Lo sorprendente es que, entre 2019 y 2025, el gasto del Sector Salud creció 75%, mientras que el gasto del Sector Educación creció 66%. Así, aunque el gasto anual en educación aumentó en 19,000,000,000 de soles y el gasto en salud anual aumentó en casi 14,000,000,000 de soles, aparentemente no se logró ninguna mejora en por lo menos la percepción de los usuarios. Recordemos, además, que resulta una verdad de Perogrullo decir que las condiciones de la salud y la educación pública se han venido deteriorando en los últimos años (tanto es así, que SuSalud dejó de medir la satisfacción de los pacientes para no avergonzarse).
Claramente, los recursos públicos no se están utilizando adecuadamente, lo cual no sorprende porque no ha habido ninguna política de salud ni de educación en los últimos años. ¿Alguien puede decir cuáles son (o eran) los principales objetivos operativos en salud y educación? ¿Siquiera se ha hablado de ello? Con la inestabilidad de ministros y viceministros, el único interés que se persiguió consistentemente fue el de aumentarse el sueldo a los trabajadores del sector. Entre el 2019 y el 2025 las remuneraciones en el sector Salud aumentaron 58% y en el sector Educación aumentaron 70% poniendo enormes presiones sobre el presupuesto nacional, presiones que se tornan permanentes.
Veamos el caso de la educación. La educación efectiva se paga sola: los aumentos en productividad que ocasiona son el motivo por el cual la educación pública se practica en todo el mundo. Todos apoyaríamos un fuerte aumento de sueldo a los maestros si este fuera dirigido hacia los que logran mejores resultados para nuestros niños; pero no ha habido ni siquiera una pretensión de relacionar el aumento y calidad de la enseñanza. El gobierno de Castillo se encargó de eliminar todo vestigio de meritocracia en la educación. Con un maestro mal pagado, cualquier mejora es difícil de conseguir; pero con un maestro bien pagado sin exigencias, no hay ningún incentivo a mejorar.
Las nuevas elecciones deberían llevarnos a pensar seriamente en cómo lograr que los aproximadamente 80,000,000,000 de soles que gastamos todos los años en educación y salud pública sean mejor utilizados.
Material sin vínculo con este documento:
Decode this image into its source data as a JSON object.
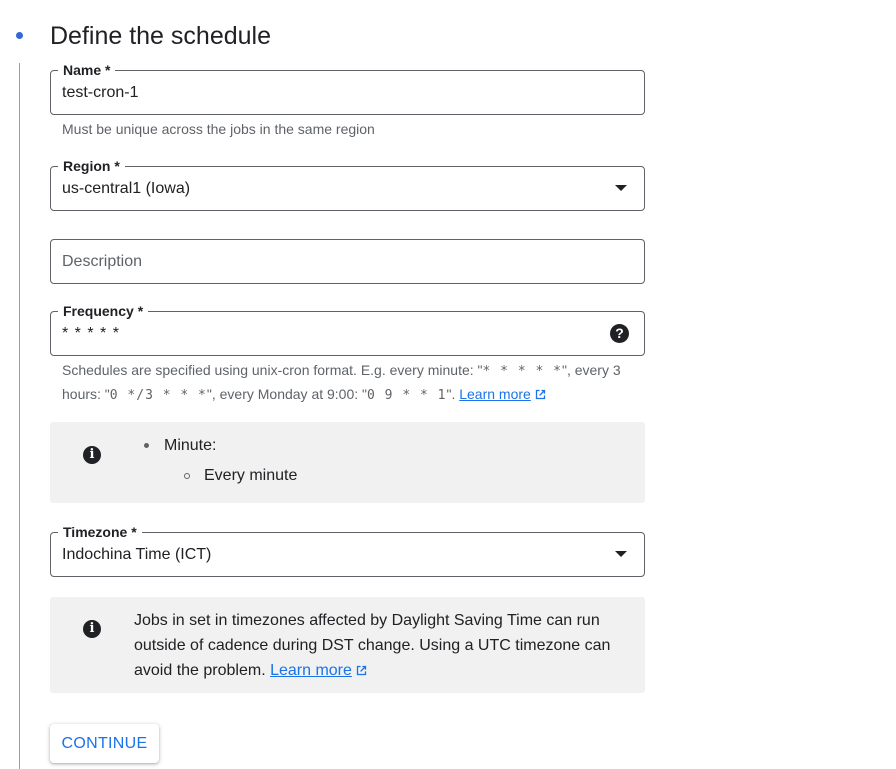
{
  "colors": {
    "accent": "#3367d6",
    "link": "#1a73e8",
    "info_bg": "#f1f1f1",
    "border": "#5f6368"
  },
  "step": {
    "title": "Define the schedule"
  },
  "fields": {
    "name": {
      "label": "Name *",
      "value": "test-cron-1",
      "hint": "Must be unique across the jobs in the same region"
    },
    "region": {
      "label": "Region *",
      "value": "us-central1 (Iowa)"
    },
    "description": {
      "placeholder": "Description",
      "value": ""
    },
    "frequency": {
      "label": "Frequency *",
      "value": "* * * * *",
      "help_icon": "help-circle-icon",
      "hint": {
        "part1": "Schedules are specified using unix-cron format. E.g. every minute: \"",
        "code1": "* * * * *",
        "part2": "\", every 3 hours: \"",
        "code2": "0 */3 * * *",
        "part3": "\", every Monday at 9:00: \"",
        "code3": "0 9 * * 1",
        "part4": "\". ",
        "link": "Learn more"
      }
    },
    "timezone": {
      "label": "Timezone *",
      "value": "Indochina Time (ICT)"
    }
  },
  "frequency_summary": {
    "icon": "info-icon",
    "item": "Minute:",
    "subitem": "Every minute"
  },
  "dst_notice": {
    "icon": "info-icon",
    "text": "Jobs in set in timezones affected by Daylight Saving Time can run outside of cadence during DST change. Using a UTC timezone can avoid the problem. ",
    "link": "Learn more"
  },
  "actions": {
    "continue_label": "CONTINUE"
  }
}
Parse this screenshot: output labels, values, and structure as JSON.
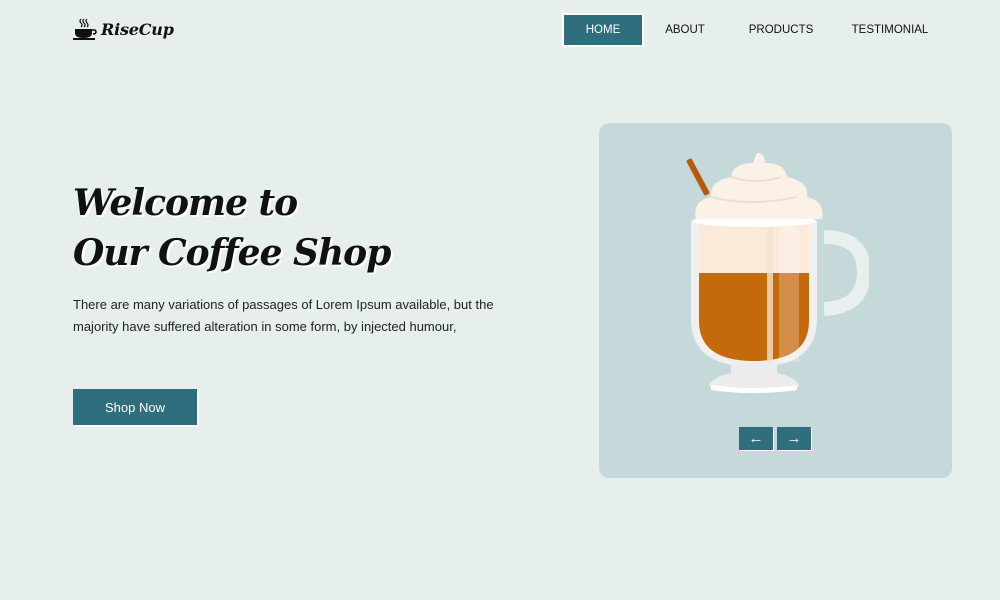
{
  "brand": {
    "name": "RiseCup",
    "icon": "coffee-cup-icon"
  },
  "nav": {
    "items": [
      {
        "label": "HOME",
        "active": true
      },
      {
        "label": "ABOUT",
        "active": false
      },
      {
        "label": "PRODUCTS",
        "active": false
      },
      {
        "label": "TESTIMONIAL",
        "active": false
      }
    ]
  },
  "hero": {
    "title_line1": "Welcome to",
    "title_line2": "Our Coffee Shop",
    "description": "There are many variations of passages of Lorem Ipsum available, but the majority have suffered alteration in some form, by injected humour,",
    "cta_label": "Shop Now"
  },
  "slider": {
    "image": "irish-coffee-glass-image",
    "prev_icon": "←",
    "next_icon": "→"
  },
  "colors": {
    "background": "#e6efec",
    "accent": "#2f6e7d",
    "card": "#c5d9da",
    "coffee": "#c56a0c"
  }
}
Sabemos que no se puede lograr un gran cambio en un corto periodo, pero al menos enrumbarnos hacia la dirección correcta es más de lo que se ha intentado hacer en los últimos seis años y es lo más valioso que se puede hacer.
Cualquier partido político debería contar con un pequeño equipo de especialistas en salud y educación que le permita señalar las grandes direcciones de políticas que planteará en su gobierno. Es más, así si no fuéramos a exigirlo, deberíamos exigirlo en el momento de votar. Eso es lo que debería ser nuestra preocupación más grande cuando está en juego el futuro de nuestro país. No tiene sentido prestarle mayor atención a promesas de construcción de colegios u hospitales cuando no nos explican qué piensan hacer con ellos una vez que existan. En la construcción de obras es donde están los intereses. La mejora de servicios es más importante, pero en vez de plantearse de una manera responsable, se utiliza como populismo.
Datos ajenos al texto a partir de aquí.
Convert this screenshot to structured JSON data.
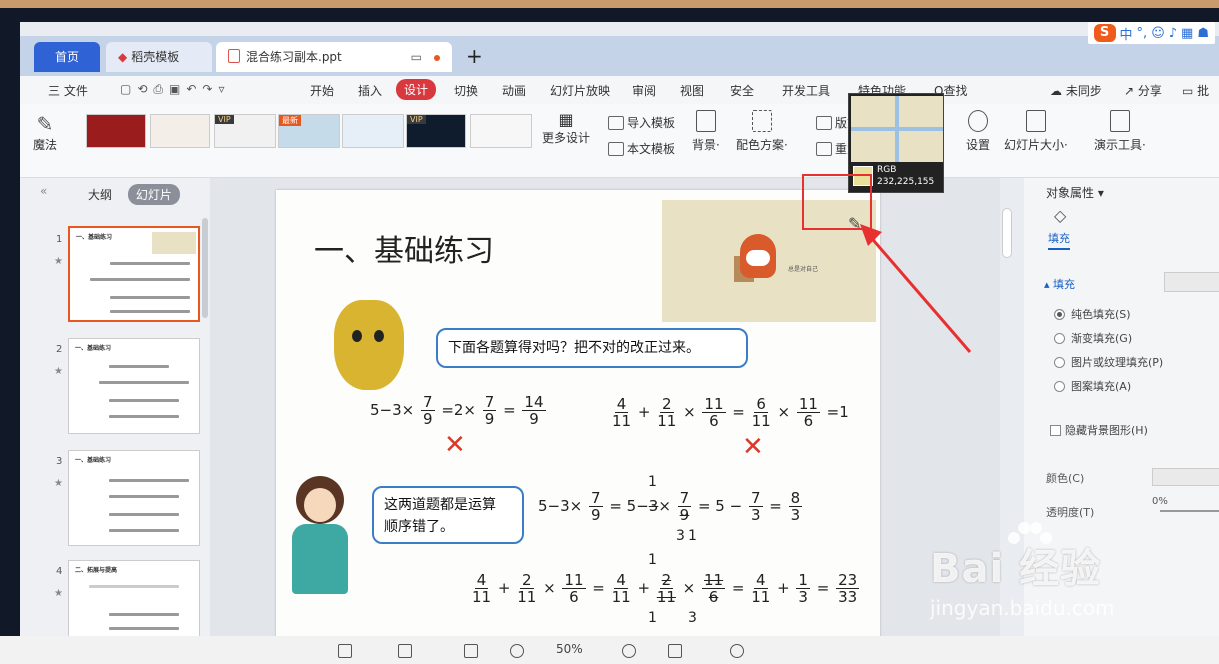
{
  "tabs": {
    "home": "首页",
    "templates": "稻壳模板",
    "document": "混合练习副本.ppt"
  },
  "menu": {
    "file": "三 文件",
    "items": [
      "开始",
      "插入",
      "设计",
      "切换",
      "动画",
      "幻灯片放映",
      "审阅",
      "视图",
      "安全",
      "开发工具",
      "特色功能"
    ],
    "active": "设计",
    "search": "Q查找",
    "sync": "未同步",
    "share": "分享",
    "comment": "批"
  },
  "ribbon": {
    "magic": "魔法",
    "vip": "VIP",
    "new_badge": "最新",
    "more_designs": "更多设计",
    "import_template": "导入模板",
    "this_template": "本文模板",
    "background": "背景",
    "color_scheme": "配色方案",
    "layout": "版式",
    "reset": "重置",
    "settings": "设置",
    "slide_size": "幻灯片大小",
    "presenter_tools": "演示工具"
  },
  "left_panel": {
    "outline_tab": "大纲",
    "slides_tab": "幻灯片",
    "slides": [
      {
        "num": "1",
        "title": "一、基础练习"
      },
      {
        "num": "2",
        "title": "一、基础练习"
      },
      {
        "num": "3",
        "title": "一、基础练习"
      },
      {
        "num": "4",
        "title": "二、拓展与提高"
      }
    ]
  },
  "slide": {
    "title": "一、基础练习",
    "bubble1": "下面各题算得对吗？把不对的改正过来。",
    "bubble2_line1": "这两道题都是运算",
    "bubble2_line2": "顺序错了。",
    "pic_caption": "总是对自己"
  },
  "color_picker": {
    "label": "RGB",
    "value": "232,225,155",
    "swatch": "#e8e19b"
  },
  "right_panel": {
    "title": "对象属性",
    "fill_tab": "填充",
    "fill_section": "填充",
    "options": [
      "纯色填充(S)",
      "渐变填充(G)",
      "图片或纹理填充(P)",
      "图案填充(A)"
    ],
    "hide_bg": "隐藏背景图形(H)",
    "color_label": "颜色(C)",
    "transparency_label": "透明度(T)",
    "transparency_value": "0%"
  },
  "status": {
    "zoom": "50%"
  },
  "watermark": {
    "brand": "Bai  经验",
    "url": "jingyan.baidu.com"
  },
  "ime": {
    "lang": "中"
  }
}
Lo que planteo aquí no es que no se necesiten más recursos para educación y salud, sino que es necesario gastar mejor. ¿Cómo vamos a mejorar la calidad de vida de los ciudadanos que son los que los mantienen a ellos y a su presupuesto de cerca de 270,000,000,000 de soles que les hemos confiado?
Con semejante presupuesto, cualquier equipo de gobierno, aunque sea mediocre, podría plantear objetivos claros y realistas que verdaderamente pongan primero el servicio al ciudadano. El estado de las cosas en estos sectores es tan precario y tan mal diseñado incluso en comparación con países vecinos que no hacen falta reformas demasiado sofisticadas o novedosas. Apenas un puñado de sentido común, algo de valentía y una pizca de visión. Tampoco es tanto pedir.